Millennium has entered into nine alliances totaling $700 million since it was founded in 1993. The Monsanto deal is the largest so far, providing Millennium with, among other sums, $38 million up front; $16 million a year in technical, transfer, and licensing fees; up to $20 million a year in incentives; plus royalties. In total Millennium stands to gain $118 million in up-front, licensing, and technology transfer payments, plus as much as $100 million more over the five-year term of the agreement if certain research objectives are met. The company will also have the right to use certain technologies developed by the new Monsanto subsidiary for nonexclusive use outside the plant and agricultural areas.

In its new multiyear deal with Incyte, Monsanto's life sciences business will receive bioinformatics-derived human, microbial, and animal gene sequence and expression information, as well as nonexclusive access to Incyte's full range of genomic and bioinformatics expertise and services. In return, Incyte may earn royalties on sales of products developed with its resources. Monsanto's original partnership with Incyte, for plant genomics information, has been in place since September 1996.

"We provide all this information in an integrated format, allowing them to do comparative genomics among species," commented Dayna Wheeler, Incyte's manager of investor relations and corporate communications. She declined to quantify the deal for competitive reasons, but called it Incyte's largest to date. The six-year-old firm, which has 530 employees, is in 19 other active alliances and constantly targets top pharmaceutical and biotech companies for collaborations, Wheeler said.
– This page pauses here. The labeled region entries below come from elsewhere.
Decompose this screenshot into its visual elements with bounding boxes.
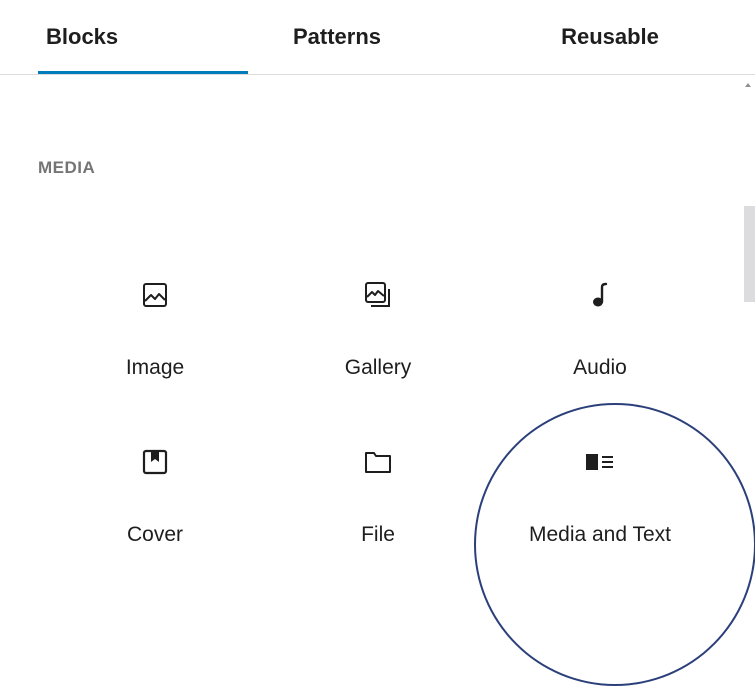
- block-label: File: [361, 523, 395, 546]
- gallery-icon: [363, 280, 393, 310]
- block-audio-button[interactable]: Audio: [515, 280, 685, 420]
- cover-icon: [140, 447, 170, 477]
- image-icon: [140, 280, 170, 310]
- scrollbar-thumb[interactable]: [744, 206, 755, 302]
- block-label: Audio: [573, 356, 627, 379]
- block-label: Image: [125, 356, 185, 379]
- tab-patterns[interactable]: Patterns: [262, 0, 412, 74]
- tab-blocks[interactable]: Blocks: [38, 0, 248, 74]
- block-cover-button[interactable]: Cover: [70, 447, 240, 587]
- section-title: MEDIA: [38, 158, 96, 177]
- file-icon: [363, 447, 393, 477]
- block-label: Gallery: [344, 356, 412, 379]
- block-label: Cover: [126, 523, 184, 546]
- block-media-and-text-button[interactable]: Media and Text: [515, 447, 685, 587]
- active-tab-indicator: [38, 71, 248, 74]
- audio-icon: [585, 280, 615, 310]
- block-image-button[interactable]: Image: [70, 280, 240, 420]
- scroll-up-arrow-icon[interactable]: [745, 83, 751, 87]
- block-label: Media and Text: [528, 523, 672, 546]
- tab-reusable[interactable]: Reusable: [530, 0, 690, 74]
- blocks-panel: MEDIA Image Gallery Audio Cover File Med…: [0, 75, 755, 686]
- block-file-button[interactable]: File: [293, 447, 463, 587]
- inserter-tabs: Blocks Patterns Reusable: [0, 0, 755, 75]
- media-and-text-icon: [585, 447, 615, 477]
- block-inserter: Blocks Patterns Reusable MEDIA Image Gal…: [0, 0, 755, 686]
- block-gallery-button[interactable]: Gallery: [293, 280, 463, 420]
A Monsanto spokeswoman told BioInform that the two new deals were pursued to gain access to the broadest possible array of human, animal, microbe, and plant genomics databases. "We have some pretty extensive biotech capabilities in-house and this will expand on those," she noted, adding that access to the Millennium and Incyte services will shorten Monsanto's research and development time frames, allowing it to create new products faster. "We can look at a lot more with more precision," the spokeswoman concluded.

Ganesh Kishore, Monsanto's assistant chief scientist and chief biotechnologist, noted, "The understanding of the relationship between gene structure and function is essential for us. We expect to dramatically accelerate the commercialization of our current pipeline of agricultural, nutritional, and pharmaceutical products as a result of this relationship. It should also increase the robustness, speed, and efficiency with which we create our future products."

The deal gives Monsanto access to Incyte's LifeSeq, LifeSeq FL, LifeSeq Atlas, PathoSeq, and ZooSeq databases, as well as the GeneAlbum cDNA clone reagent set. Peter Corr, Monsanto's senior vice-president for pharmaceutical discovery research commented that the deal with Incyte "will provide access to the largest human, animal, microbe, and plant-based genomics databases available in an integrated format. Coupled with our current expertise in biotechnology, this agreement will contribute substantially to advancing our present programs in discovery, as well as aiding in the identification of new molecular targets across Monsanto life sciences businesses."